A stochastic optimization approach, like annealing, doesn’t require any knowledge about the problem domain at all beyond the utility function (objective functional). You can “set it and forget it” so to speak, which is important when you are aware that you don’t know enough to make use of specialized knowledge to narrow the search… or when you can bear to make millions of calls to a single function evaluation (the utility function itself tried on different candidate output states) but cannot bear to compute the derivatives or use other local geometric cues.

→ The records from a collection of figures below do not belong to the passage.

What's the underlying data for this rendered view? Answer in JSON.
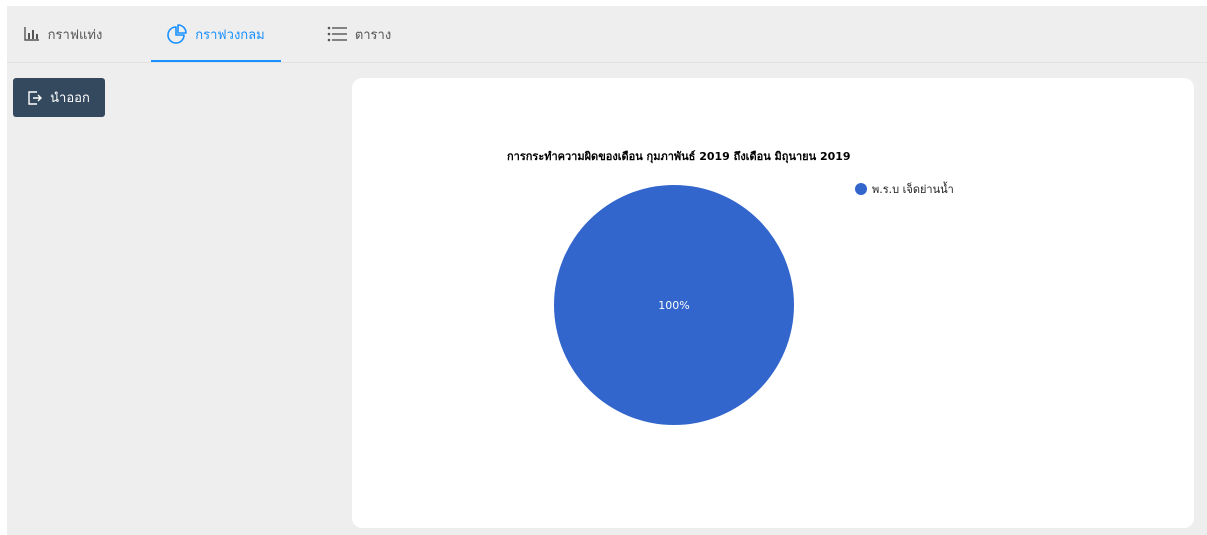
{
  "tabs": [
    {
      "label": "กราฟแท่ง",
      "icon": "bar-chart-icon",
      "active": false
    },
    {
      "label": "กราฟวงกลม",
      "icon": "pie-chart-icon",
      "active": true
    },
    {
      "label": "ตาราง",
      "icon": "list-icon",
      "active": false
    }
  ],
  "toolbar": {
    "export_label": "นำออก",
    "export_icon": "export-icon"
  },
  "colors": {
    "accent": "#1890ff",
    "button": "#34495e",
    "slice": "#3366cc"
  },
  "chart_data": {
    "type": "pie",
    "title": "การกระทำความผิดของเดือน กุมภาพันธ์ 2019 ถึงเดือน มิถุนายน 2019",
    "categories": [
      "พ.ร.บ เจ็ดย่านน้ำ"
    ],
    "values": [
      100
    ],
    "data_labels": [
      "100%"
    ],
    "colors": [
      "#3366cc"
    ],
    "legend": "right"
  }
}
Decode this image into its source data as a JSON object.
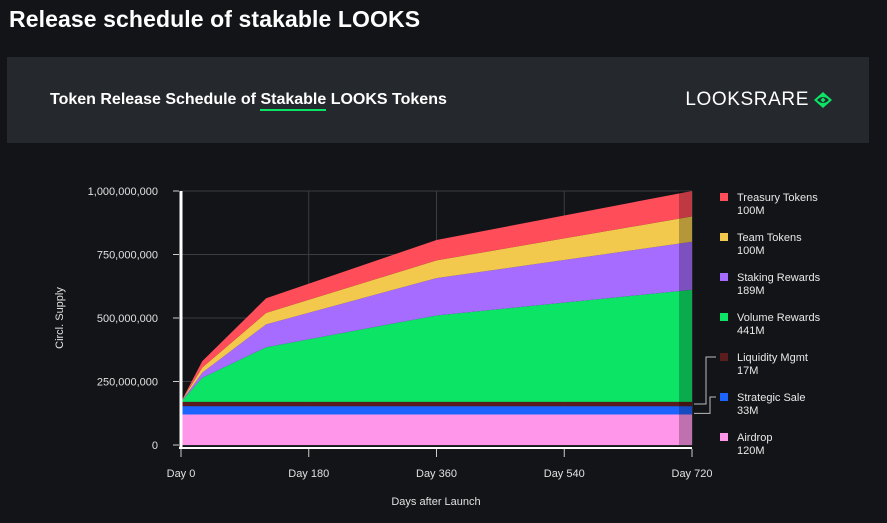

The ‘value’ of an optimization scheme, to me, does not only lie in the Shannon entropy of the subset of outcomes that it can hand to you. Maybe this is just a consequence of utility functions needing to be recursive, so that in trying to optimize my utility, I partially burn some resources on choosing the correct optimization procedures (this choosing being itself a meta-layer of the overall optimization process). But it seems to me that this definition of intelligence is too narrow to be useful, in many of the same ways that Shannon entropy is too narrow to be useful.
Shannon entropy is great if you start out with some information in your hands and you want to send it to that guy over there. But it’s a terrible terrible terrible way to quantify information if instead you’re trying to pick apart what Nature hands you and decide if there is anything about it worth extracting that you can call “information.”
There’s a growing body of research which I think you would enjoy called “actionable information theory.” It’s an idea going back to Gibson that proceeds along the lines that information is just whatever-is-at-hand-that-I-can-exploit-to-achieve-my-goal. It presupposes goals and treats problems of cognition as control theory problems where I learn ways to interpret the world (what things to call information) such that goals are achieved.
I think you touch on these things in other posts, but I can’t find anything concrete that would serve as a good connection to stochastic optimization. Most of what I see here tends to assume that the output of an optimization process is the maximizing argument of some distribution, as in decision theory. But there are many cases where you don’t want to make a decision that way, and turning to genetic algorithms or stochastic optimization are good alternatives with their own set of theorems about convergence.